O conselho enviou ainda uma tréplica, em que afirma ter havido "um mal-entendido" e que lamentam "que uma atitude de respeito à missão do Instituto seja considerada desrespeitosa".

Parte dos servidores do Iphan se manifestou com solidariedade ao requerimento dos conselheiros.
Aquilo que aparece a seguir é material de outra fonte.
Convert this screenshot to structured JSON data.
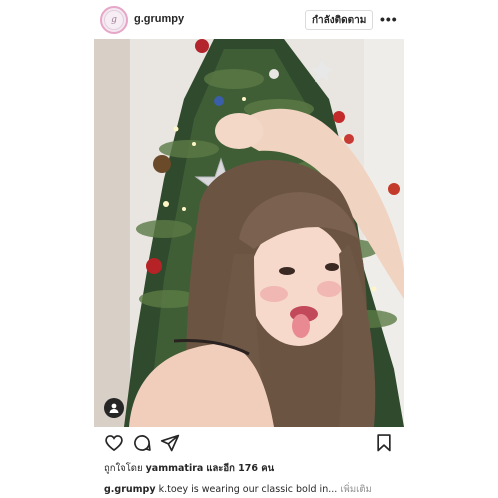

Eles consideram "urgente e indispensável que os dirigentes do Iphan aprofundem o diálogo, a consulta e a observação dos ritos previstos na instância do conselho", como escrevem numa carta.

Ainda em apoio ao grupo consultivo, a carta diz que "a voz dos servidores do Iphan não pode ser invocada em contextos alheios aos dos debates e deliberações dessas esferas", em resposta ao trecho em que a direção afirma que o requerimento da reunião feria também a dignidade dos servidores.

A troca de farpas acontece em meio a uma crise generaliza do Iphan, um alvo constante de críticas do governo de Jair Bolsonaro desde o começo de sua gestão.

Depois da paralisação do conselho consultivo por quase dois anos e da troca de funcionários do alto escalão, a instituição agora vê o reflexo disso numa série de medidas que podem tornar a principal entidade de preservação do patrimônio cultural do país num órgão-fantoche dos bolsonaristas.

Segundo especialistas que trabalham com patrimônio, esse é um desmantelamento inédito, que não se viu nem em períodos autoritários no Brasil.

Aprovação expressa de licenciamento ambiental, distribuição de cargos-chave para aliados do governo, diminuição do orçamento, paralisação do mestrado e recentes anulações de tombamentos são algumas das situações que vêm abalando o instituto.